Viceversa ho notato come non si sia levata una tua parola contro la violenta campagna diffamatoria che i quotidiani Il Giornale, Libero e il settimanale Panorama - anche utilizzando impropriamente corrispondenza aziendale a me diretta - hanno scatenato nei miei confronti in seguito alle mie critiche alla tua linea editoriale. Un attacco a orologeria: screditare subito chi dissente per indebolire la valenza delle sue affermazioni.
Sono stata definita 'tosa ciacolante - ragazza chiacchierona - cronista senza cronaca, editorialista senza editoriali' e via di questo passo.Non è ciò che mi disse il Presidente Ciampi consegnandomi il Premio Saint Vincent di giornalismo, al Quirinale. A queste vigliaccate risponderà il mio legale. Ma sappi che non è certo per questo che lascio la conduzione delle 20.

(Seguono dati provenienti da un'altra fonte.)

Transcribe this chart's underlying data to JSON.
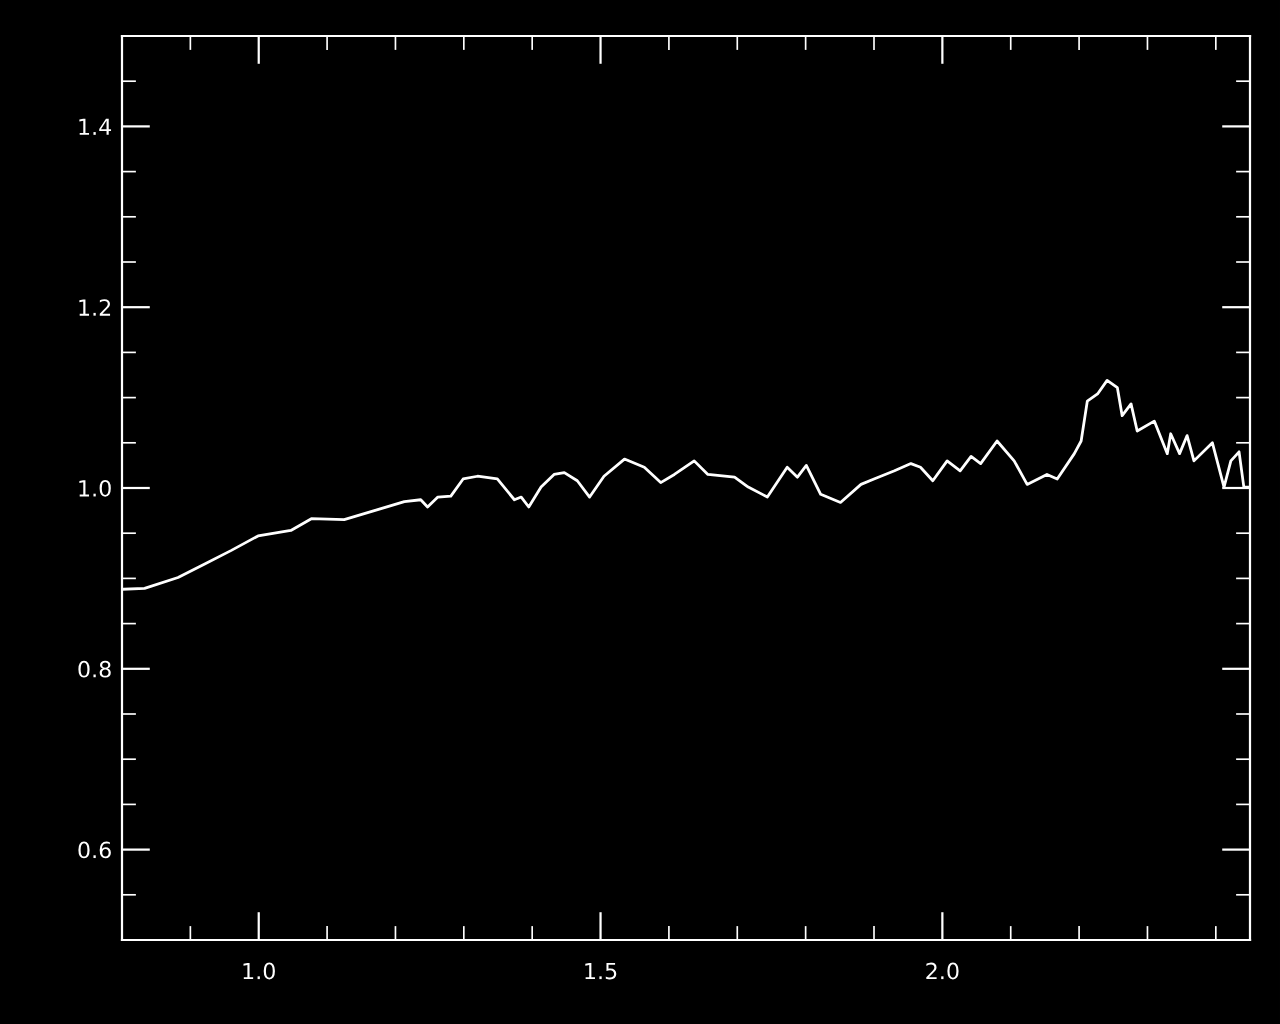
{
  "chart_data": {
    "type": "line",
    "x": [
      0.802,
      0.833,
      0.882,
      0.921,
      0.96,
      0.999,
      1.047,
      1.077,
      1.125,
      1.174,
      1.213,
      1.237,
      1.247,
      1.262,
      1.281,
      1.299,
      1.32,
      1.349,
      1.374,
      1.384,
      1.395,
      1.413,
      1.432,
      1.447,
      1.466,
      1.484,
      1.505,
      1.535,
      1.564,
      1.588,
      1.608,
      1.637,
      1.657,
      1.696,
      1.716,
      1.744,
      1.773,
      1.788,
      1.801,
      1.822,
      1.851,
      1.881,
      1.9,
      1.93,
      1.954,
      1.968,
      1.986,
      2.007,
      2.026,
      2.042,
      2.056,
      2.08,
      2.105,
      2.124,
      2.153,
      2.168,
      2.193,
      2.203,
      2.212,
      2.227,
      2.241,
      2.256,
      2.263,
      2.276,
      2.285,
      2.31,
      2.329,
      2.334,
      2.347,
      2.358,
      2.368,
      2.395,
      2.412,
      2.422,
      2.434,
      2.441,
      2.449
    ],
    "series": [
      {
        "color": "#ffffff",
        "values": [
          0.888,
          0.889,
          0.901,
          0.916,
          0.931,
          0.947,
          0.953,
          0.966,
          0.965,
          0.976,
          0.985,
          0.987,
          0.979,
          0.99,
          0.991,
          1.01,
          1.013,
          1.01,
          0.987,
          0.99,
          0.979,
          1.001,
          1.015,
          1.017,
          1.008,
          0.99,
          1.013,
          1.032,
          1.023,
          1.006,
          1.015,
          1.03,
          1.015,
          1.012,
          1.001,
          0.99,
          1.023,
          1.012,
          1.025,
          0.993,
          0.984,
          1.004,
          1.01,
          1.019,
          1.027,
          1.023,
          1.008,
          1.03,
          1.019,
          1.035,
          1.027,
          1.052,
          1.03,
          1.004,
          1.015,
          1.01,
          1.038,
          1.052,
          1.096,
          1.104,
          1.119,
          1.111,
          1.08,
          1.093,
          1.063,
          1.074,
          1.038,
          1.06,
          1.038,
          1.058,
          1.03,
          1.05,
          1.001,
          1.03,
          1.04,
          1.001,
          1.001
        ]
      }
    ],
    "xlim": [
      0.8,
      2.45
    ],
    "ylim": [
      0.5,
      1.5
    ],
    "xticks": [
      {
        "value": 0.9,
        "label": null
      },
      {
        "value": 1.0,
        "label": "1.0"
      },
      {
        "value": 1.1,
        "label": null
      },
      {
        "value": 1.2,
        "label": null
      },
      {
        "value": 1.3,
        "label": null
      },
      {
        "value": 1.4,
        "label": null
      },
      {
        "value": 1.5,
        "label": "1.5"
      },
      {
        "value": 1.6,
        "label": null
      },
      {
        "value": 1.7,
        "label": null
      },
      {
        "value": 1.8,
        "label": null
      },
      {
        "value": 1.9,
        "label": null
      },
      {
        "value": 2.0,
        "label": "2.0"
      },
      {
        "value": 2.1,
        "label": null
      },
      {
        "value": 2.2,
        "label": null
      },
      {
        "value": 2.3,
        "label": null
      },
      {
        "value": 2.4,
        "label": null
      }
    ],
    "yticks": [
      {
        "value": 0.55,
        "label": null
      },
      {
        "value": 0.6,
        "label": "0.6"
      },
      {
        "value": 0.65,
        "label": null
      },
      {
        "value": 0.7,
        "label": null
      },
      {
        "value": 0.75,
        "label": null
      },
      {
        "value": 0.8,
        "label": "0.8"
      },
      {
        "value": 0.85,
        "label": null
      },
      {
        "value": 0.9,
        "label": null
      },
      {
        "value": 0.95,
        "label": null
      },
      {
        "value": 1.0,
        "label": "1.0"
      },
      {
        "value": 1.05,
        "label": null
      },
      {
        "value": 1.1,
        "label": null
      },
      {
        "value": 1.15,
        "label": null
      },
      {
        "value": 1.2,
        "label": "1.2"
      },
      {
        "value": 1.25,
        "label": null
      },
      {
        "value": 1.3,
        "label": null
      },
      {
        "value": 1.35,
        "label": null
      },
      {
        "value": 1.4,
        "label": "1.4"
      },
      {
        "value": 1.45,
        "label": null
      }
    ],
    "grid": false,
    "marker": "none",
    "line_style": "solid"
  }
}
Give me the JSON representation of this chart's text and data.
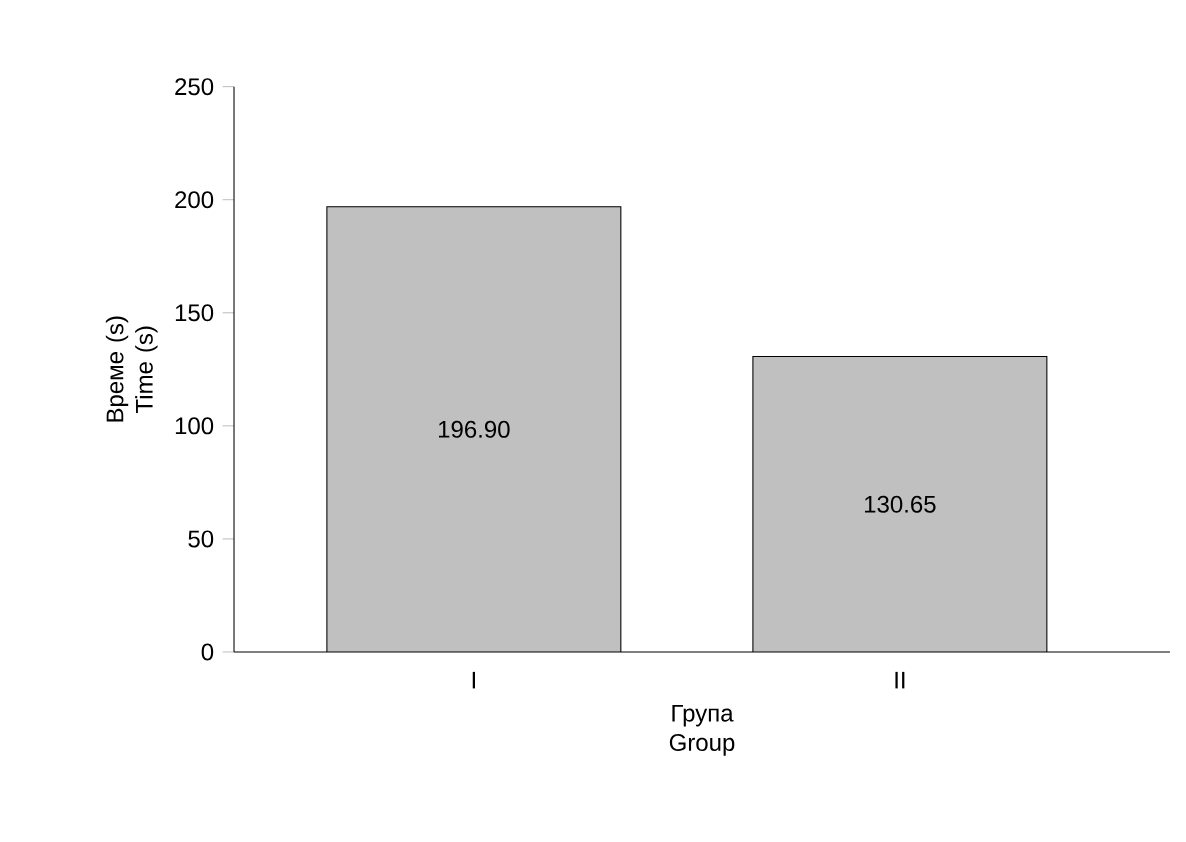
{
  "chart_data": {
    "type": "bar",
    "categories": [
      "I",
      "II"
    ],
    "values": [
      196.9,
      130.65
    ],
    "value_labels": [
      "196.90",
      "130.65"
    ],
    "color": "#c0c0c0",
    "xlabel": "Група Group",
    "ylabel": "Време (s) Time (s)",
    "ylim": [
      0,
      250
    ],
    "yticks": [
      0,
      50,
      100,
      150,
      200,
      250
    ]
  }
}
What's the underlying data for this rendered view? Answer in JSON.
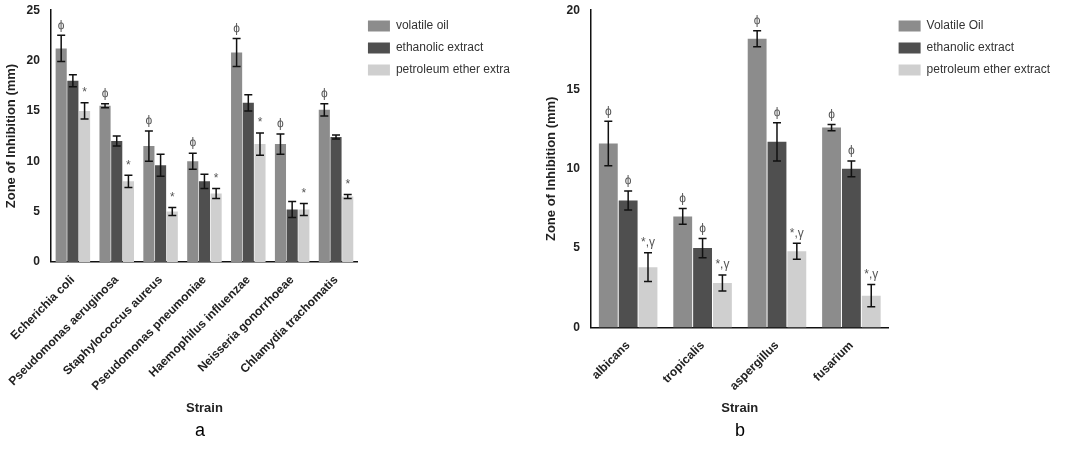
{
  "chart_data": [
    {
      "type": "bar",
      "xlabel": "Strain",
      "ylabel": "Zone of Inhibition (mm)",
      "categories": [
        "Echerichia coli",
        "Pseudomonas aeruginosa",
        "Staphylococcus aureus",
        "Pseudomonas pneumoniae",
        "Haemophilus influenzae",
        "Neisseria gonorrhoeae",
        "Chlamydia trachomatis"
      ],
      "series": [
        {
          "name": "volatile oil",
          "color": "#8c8c8c",
          "values": [
            21.2,
            15.5,
            11.5,
            10,
            20.8,
            11.7,
            15.1
          ],
          "errors": [
            1.3,
            0.2,
            1.5,
            0.8,
            1.4,
            1,
            0.6
          ]
        },
        {
          "name": "ethanolic extract",
          "color": "#4f4f4f",
          "values": [
            18,
            12,
            9.6,
            8,
            15.8,
            5.2,
            12.4
          ],
          "errors": [
            0.6,
            0.5,
            1.1,
            0.7,
            0.8,
            0.8,
            0.2
          ]
        },
        {
          "name": "petroleum ether extra",
          "color": "#cfcfcf",
          "values": [
            15,
            8,
            5,
            6.8,
            11.7,
            5.2,
            6.5
          ],
          "errors": [
            0.8,
            0.6,
            0.4,
            0.5,
            1.1,
            0.6,
            0.2
          ]
        }
      ],
      "ylim": [
        0,
        25
      ],
      "yticks": [
        0,
        5,
        10,
        15,
        20,
        25
      ],
      "grid": false,
      "legend": "right",
      "annotations": [
        "ϕ",
        "*",
        "ϕ",
        "*",
        "ϕ",
        "*",
        "ϕ",
        "*",
        "ϕ",
        "*",
        "ϕ",
        "*",
        "ϕ",
        "*",
        "a"
      ]
    },
    {
      "type": "bar",
      "xlabel": "Strain",
      "ylabel": "Zone of Inhibition (mm)",
      "categories": [
        "albicans",
        "tropicalis",
        "aspergillus",
        "fusarium"
      ],
      "series": [
        {
          "name": "Volatile Oil",
          "color": "#8c8c8c",
          "values": [
            11.6,
            7,
            18.2,
            12.6
          ],
          "errors": [
            1.4,
            0.5,
            0.5,
            0.2
          ]
        },
        {
          "name": "ethanolic extract",
          "color": "#4f4f4f",
          "values": [
            8,
            5,
            11.7,
            10
          ],
          "errors": [
            0.6,
            0.6,
            1.2,
            0.5
          ]
        },
        {
          "name": "petroleum ether extract",
          "color": "#cfcfcf",
          "values": [
            3.8,
            2.8,
            4.8,
            2
          ],
          "errors": [
            0.9,
            0.5,
            0.5,
            0.7
          ]
        }
      ],
      "ylim": [
        0,
        20
      ],
      "yticks": [
        0,
        5,
        10,
        15,
        20
      ],
      "grid": false,
      "legend": "right",
      "annotations": [
        "ϕ",
        "ϕ",
        "*,γ",
        "ϕ",
        "ϕ",
        "*,γ",
        "ϕ",
        "ϕ",
        "*,γ",
        "ϕ",
        "ϕ",
        "*,γ",
        "b"
      ]
    }
  ]
}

Thomas Bernhard in Antichi Maestri scrive decine di volte una parola che amo molto: rispetto. Non di ammirazione viviamo, dice, ma è di rispetto che abbiamo bisogno. Caro direttore, credo che occorra maggiore rispetto. Per le notizie, per il pubblico, per la verità. Quello che nutro per la storia del TG1, per la mia azienda, mi porta a questa decisione. Il rispetto per i telespettatori, nostri unici referenti. Dovremmo ricordarlo sempre. Anche tu ne avresti il dovere.